Le film s'inspire d'une histoire de 95, lorsque l'ONU a lancé le programme Pétrole contre nourriture pour l'Irak qui s'avérera être une gigantesque source de corruption et de malversations impliquant de nombreuses multinationales et autant de grands noms. Le réalisateur Per Fly tient ses promesses : celles d'un vrai cinéma qui n'accorde de rabais à personne

Cinéma : Jeux de pouvoir et grand scandale du pétrole contre nourriture

Jugement de l'auteur : 

Combien de guerres ont été déclenchées, combien d'amitiés, combien de divorces ont eu lieu par la faute ou à cause de la vérité ? L'histoire des êtres humains est parsemée de religions, de philosophies, d'états mentaux individuels ou collectifs fondés sur la possession déclarée présumée de la vérité unique et indivisible, non susceptible de négociation, non sujette à la commercialisation. Sans vouloir entrer dans des réflexions complexes et particulièrement profondes et la difficulté de trouver un aphorisme parmi tant d'autres au sujet de la vérité, nous en proposons un proche du sujet dont nous parlons dans le film de la semaine : "La photographie est la vérité, et le cinéma est la vérité vingt-quatre fois par seconde" de Jean-Luc Godard (il y a 24 images qui défilent dans le film).

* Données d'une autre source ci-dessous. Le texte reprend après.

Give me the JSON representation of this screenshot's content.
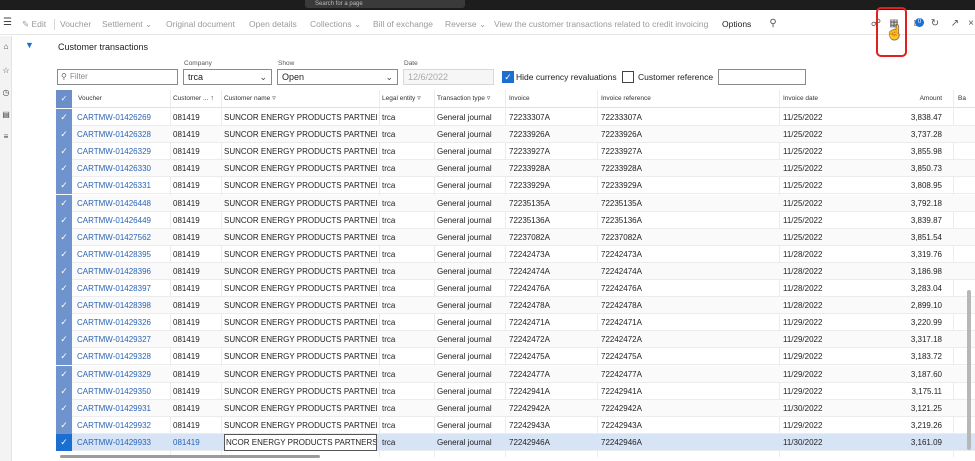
{
  "topbar": {
    "search_text": "Search for a page"
  },
  "toolbar": {
    "menu_icon": "hamburger-icon",
    "items": [
      {
        "label": "Edit",
        "icon": "pencil-icon"
      },
      {
        "label": "Voucher"
      },
      {
        "label": "Settlement",
        "has_dropdown": true
      },
      {
        "label": "Original document"
      },
      {
        "label": "Open details"
      },
      {
        "label": "Collections",
        "has_dropdown": true
      },
      {
        "label": "Bill of exchange"
      },
      {
        "label": "Reverse",
        "has_dropdown": true
      },
      {
        "label": "View the customer transactions related to credit invoicing"
      },
      {
        "label": "Options"
      }
    ],
    "notification_count": "0",
    "right_icons": [
      "attach-icon",
      "office-icon",
      "message-icon",
      "refresh-icon",
      "popout-icon",
      "close-icon"
    ]
  },
  "leftnav": {
    "icons": [
      "home-icon",
      "star-icon",
      "recent-icon",
      "workspace-icon",
      "list-icon"
    ]
  },
  "page": {
    "title": "Customer transactions"
  },
  "filters": {
    "filter_placeholder": "Filter",
    "company_label": "Company",
    "company_value": "trca",
    "show_label": "Show",
    "show_value": "Open",
    "date_label": "Date",
    "date_value": "12/6/2022",
    "hide_currency_label": "Hide currency revaluations",
    "hide_currency_checked": true,
    "customer_ref_label": "Customer reference",
    "customer_ref_checked": false,
    "customer_ref_value": ""
  },
  "grid": {
    "columns": [
      "Voucher",
      "Customer ...",
      "Customer name",
      "Legal entity",
      "Transaction type",
      "Invoice",
      "Invoice reference",
      "Invoice date",
      "Amount",
      "Ba"
    ],
    "rows": [
      [
        "CARTMW-01426269",
        "081419",
        "SUNCOR ENERGY PRODUCTS PARTNER...",
        "trca",
        "General journal",
        "72233307A",
        "72233307A",
        "11/25/2022",
        "3,838.47"
      ],
      [
        "CARTMW-01426328",
        "081419",
        "SUNCOR ENERGY PRODUCTS PARTNER...",
        "trca",
        "General journal",
        "72233926A",
        "72233926A",
        "11/25/2022",
        "3,737.28"
      ],
      [
        "CARTMW-01426329",
        "081419",
        "SUNCOR ENERGY PRODUCTS PARTNER...",
        "trca",
        "General journal",
        "72233927A",
        "72233927A",
        "11/25/2022",
        "3,855.98"
      ],
      [
        "CARTMW-01426330",
        "081419",
        "SUNCOR ENERGY PRODUCTS PARTNER...",
        "trca",
        "General journal",
        "72233928A",
        "72233928A",
        "11/25/2022",
        "3,850.73"
      ],
      [
        "CARTMW-01426331",
        "081419",
        "SUNCOR ENERGY PRODUCTS PARTNER...",
        "trca",
        "General journal",
        "72233929A",
        "72233929A",
        "11/25/2022",
        "3,808.95"
      ],
      [
        "CARTMW-01426448",
        "081419",
        "SUNCOR ENERGY PRODUCTS PARTNER...",
        "trca",
        "General journal",
        "72235135A",
        "72235135A",
        "11/25/2022",
        "3,792.18"
      ],
      [
        "CARTMW-01426449",
        "081419",
        "SUNCOR ENERGY PRODUCTS PARTNER...",
        "trca",
        "General journal",
        "72235136A",
        "72235136A",
        "11/25/2022",
        "3,839.87"
      ],
      [
        "CARTMW-01427562",
        "081419",
        "SUNCOR ENERGY PRODUCTS PARTNER...",
        "trca",
        "General journal",
        "72237082A",
        "72237082A",
        "11/25/2022",
        "3,851.54"
      ],
      [
        "CARTMW-01428395",
        "081419",
        "SUNCOR ENERGY PRODUCTS PARTNER...",
        "trca",
        "General journal",
        "72242473A",
        "72242473A",
        "11/28/2022",
        "3,319.76"
      ],
      [
        "CARTMW-01428396",
        "081419",
        "SUNCOR ENERGY PRODUCTS PARTNER...",
        "trca",
        "General journal",
        "72242474A",
        "72242474A",
        "11/28/2022",
        "3,186.98"
      ],
      [
        "CARTMW-01428397",
        "081419",
        "SUNCOR ENERGY PRODUCTS PARTNER...",
        "trca",
        "General journal",
        "72242476A",
        "72242476A",
        "11/28/2022",
        "3,283.04"
      ],
      [
        "CARTMW-01428398",
        "081419",
        "SUNCOR ENERGY PRODUCTS PARTNER...",
        "trca",
        "General journal",
        "72242478A",
        "72242478A",
        "11/28/2022",
        "2,899.10"
      ],
      [
        "CARTMW-01429326",
        "081419",
        "SUNCOR ENERGY PRODUCTS PARTNER...",
        "trca",
        "General journal",
        "72242471A",
        "72242471A",
        "11/29/2022",
        "3,220.99"
      ],
      [
        "CARTMW-01429327",
        "081419",
        "SUNCOR ENERGY PRODUCTS PARTNER...",
        "trca",
        "General journal",
        "72242472A",
        "72242472A",
        "11/29/2022",
        "3,317.18"
      ],
      [
        "CARTMW-01429328",
        "081419",
        "SUNCOR ENERGY PRODUCTS PARTNER...",
        "trca",
        "General journal",
        "72242475A",
        "72242475A",
        "11/29/2022",
        "3,183.72"
      ],
      [
        "CARTMW-01429329",
        "081419",
        "SUNCOR ENERGY PRODUCTS PARTNER...",
        "trca",
        "General journal",
        "72242477A",
        "72242477A",
        "11/29/2022",
        "3,187.60"
      ],
      [
        "CARTMW-01429350",
        "081419",
        "SUNCOR ENERGY PRODUCTS PARTNER...",
        "trca",
        "General journal",
        "72242941A",
        "72242941A",
        "11/29/2022",
        "3,175.11"
      ],
      [
        "CARTMW-01429931",
        "081419",
        "SUNCOR ENERGY PRODUCTS PARTNER...",
        "trca",
        "General journal",
        "72242942A",
        "72242942A",
        "11/30/2022",
        "3,121.25"
      ],
      [
        "CARTMW-01429932",
        "081419",
        "SUNCOR ENERGY PRODUCTS PARTNER...",
        "trca",
        "General journal",
        "72242943A",
        "72242943A",
        "11/29/2022",
        "3,219.26"
      ],
      [
        "CARTMW-01429933",
        "081419",
        "NCOR ENERGY PRODUCTS PARTNERSHIP",
        "trca",
        "General journal",
        "72242946A",
        "72242946A",
        "11/30/2022",
        "3,161.09"
      ]
    ],
    "selected_row": 19
  },
  "colors": {
    "accent": "#1a6fd1",
    "link": "#2a64b6",
    "annotation": "#e0201b",
    "selection": "#d7e4f6"
  }
}
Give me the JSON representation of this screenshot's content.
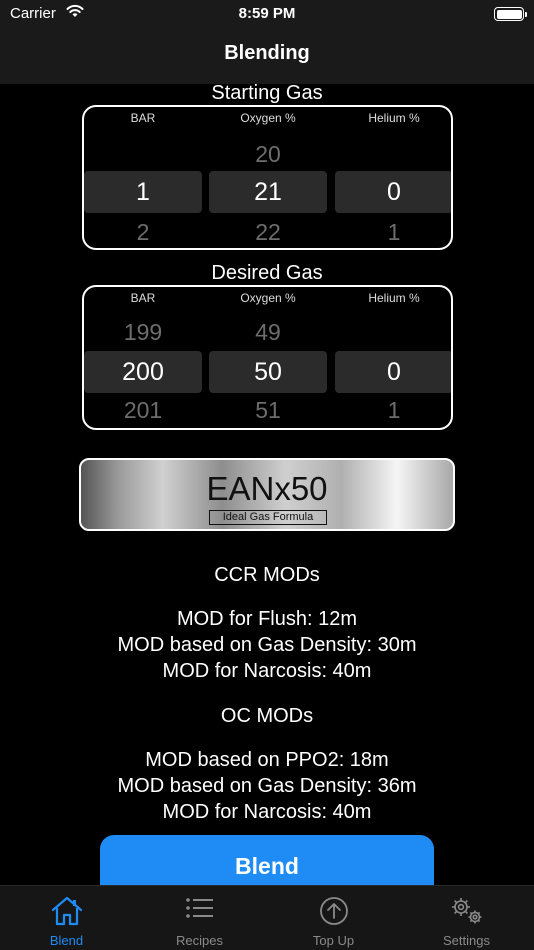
{
  "status_bar": {
    "carrier": "Carrier",
    "time": "8:59 PM"
  },
  "nav": {
    "title": "Blending"
  },
  "starting_gas": {
    "title": "Starting Gas",
    "columns": [
      "BAR",
      "Oxygen %",
      "Helium %"
    ],
    "bar": {
      "above": "",
      "selected": "1",
      "below": "2"
    },
    "oxygen": {
      "above": "20",
      "selected": "21",
      "below": "22"
    },
    "helium": {
      "above": "",
      "selected": "0",
      "below": "1"
    }
  },
  "desired_gas": {
    "title": "Desired Gas",
    "columns": [
      "BAR",
      "Oxygen %",
      "Helium %"
    ],
    "bar": {
      "above": "199",
      "selected": "200",
      "below": "201"
    },
    "oxygen": {
      "above": "49",
      "selected": "50",
      "below": "51"
    },
    "helium": {
      "above": "",
      "selected": "0",
      "below": "1"
    }
  },
  "mix": {
    "name": "EANx50",
    "formula": "Ideal Gas Formula"
  },
  "ccr": {
    "title": "CCR MODs",
    "lines": [
      "MOD for Flush: 12m",
      "MOD based on Gas Density: 30m",
      "MOD for Narcosis: 40m"
    ]
  },
  "oc": {
    "title": "OC MODs",
    "lines": [
      "MOD based on PPO2: 18m",
      "MOD based on Gas Density: 36m",
      "MOD for Narcosis: 40m"
    ]
  },
  "blend_button": "Blend",
  "tabs": [
    {
      "label": "Blend",
      "icon": "home-icon",
      "active": true
    },
    {
      "label": "Recipes",
      "icon": "list-icon",
      "active": false
    },
    {
      "label": "Top Up",
      "icon": "arrow-up-circle-icon",
      "active": false
    },
    {
      "label": "Settings",
      "icon": "gears-icon",
      "active": false
    }
  ],
  "colors": {
    "accent": "#1f8cf5",
    "background": "#000000",
    "bar": "#1a1a1a"
  }
}
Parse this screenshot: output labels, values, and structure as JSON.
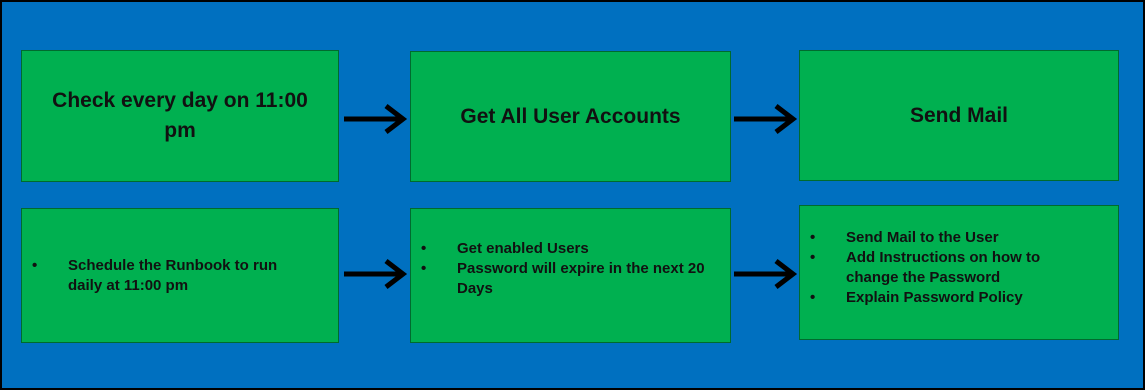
{
  "colors": {
    "background": "#0070c0",
    "box_fill": "#00b050",
    "arrow": "#000000",
    "text": "#111111"
  },
  "steps": [
    {
      "title": "Check every day on 11:00 pm",
      "details": [
        "Schedule the Runbook to run daily at 11:00 pm"
      ]
    },
    {
      "title": "Get All User Accounts",
      "details": [
        "Get enabled Users",
        "Password will expire in the next 20 Days"
      ]
    },
    {
      "title": "Send Mail",
      "details": [
        "Send Mail to the User",
        "Add Instructions on how to change the Password",
        "Explain Password Policy"
      ]
    }
  ],
  "arrow_icon": "right-arrow-icon"
}
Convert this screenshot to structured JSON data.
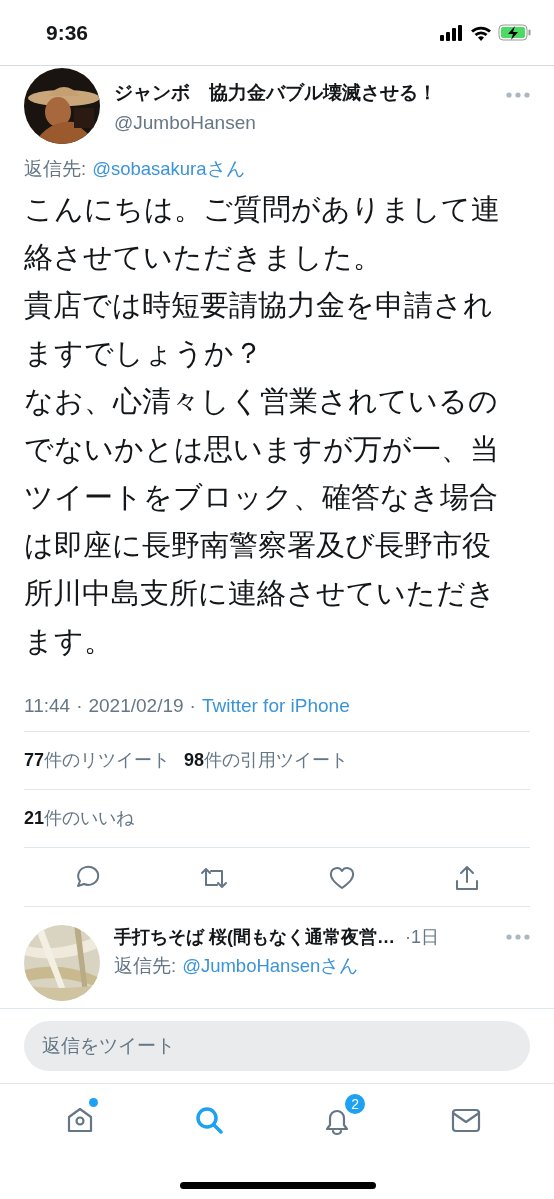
{
  "status_bar": {
    "time": "9:36"
  },
  "tweet": {
    "display_name": "ジャンボ　協力金バブル壊滅させる！",
    "handle": "@JumboHansen",
    "reply_label": "返信先:",
    "reply_to": "@sobasakuraさん",
    "paragraphs": [
      "こんにちは。ご質問がありまして連絡させていただきました。",
      "貴店では時短要請協力金を申請されますでしょうか？",
      "なお、心清々しく営業されているのでないかとは思いますが万が一、当ツイートをブロック、確答なき場合は即座に長野南警察署及び長野市役所川中島支所に連絡させていただきます。"
    ],
    "time": "11:44",
    "separator_1": "·",
    "date": "2021/02/19",
    "separator_2": "·",
    "source": "Twitter for iPhone",
    "stats": [
      {
        "count": "77",
        "label": "件のリツイート"
      },
      {
        "count": "98",
        "label": "件の引用ツイート"
      }
    ],
    "likes": {
      "count": "21",
      "label": "件のいいね"
    }
  },
  "replies": [
    {
      "display_name": "手打ちそば 桜(間もなく通常夜営…",
      "age": "·1日",
      "reply_label": "返信先:",
      "reply_to": "@JumboHansenさん"
    }
  ],
  "reply_bar": {
    "placeholder": "返信をツイート"
  },
  "tab_bar": {
    "tabs": [
      {
        "kind": "home",
        "selected": false,
        "dot": true
      },
      {
        "kind": "search",
        "selected": true
      },
      {
        "kind": "notifications",
        "selected": false,
        "badge": "2"
      },
      {
        "kind": "messages",
        "selected": false
      }
    ]
  }
}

Le titre qui vient de sortir en salles est Jeux de pouvoir, signé du réalisateur danois Per Fly et interprété par Theo James, Ben Kingsley et Jacqueline Bisset. A ne pas confondre avec le précédent titre de 1992 réalisé par Phillip Noyce avec Harrison Ford et inspiré d'un roman de Tom Clancy, Attack on the Court of England. Dans ce cas, nous parlons d'un événement réel, qui a eu lieu à partir de 1995, lorsque les Nations Unies ont voté une résolution par laquelle ils voulaient soutenir le peuple irakien souffrant après les sanctions appliquées contre Saddam Hussein, accusé de vouloir préparer des armes de destruction de masse (bien que jamais retrouvé). Le film raconte l'autobiographie de un jeune fonctionnaire de l'ONU qui est affecté au programme Huile pour l'Alimentation, un projet doté d'importants fonds destinés en premier lieu aux biens de première nécessité et aux services de la population et qui s'avérera au contraire être une gigantesque source de corruption et de malversations où de nombreuses multinationales et autant de grands noms sont impliqués.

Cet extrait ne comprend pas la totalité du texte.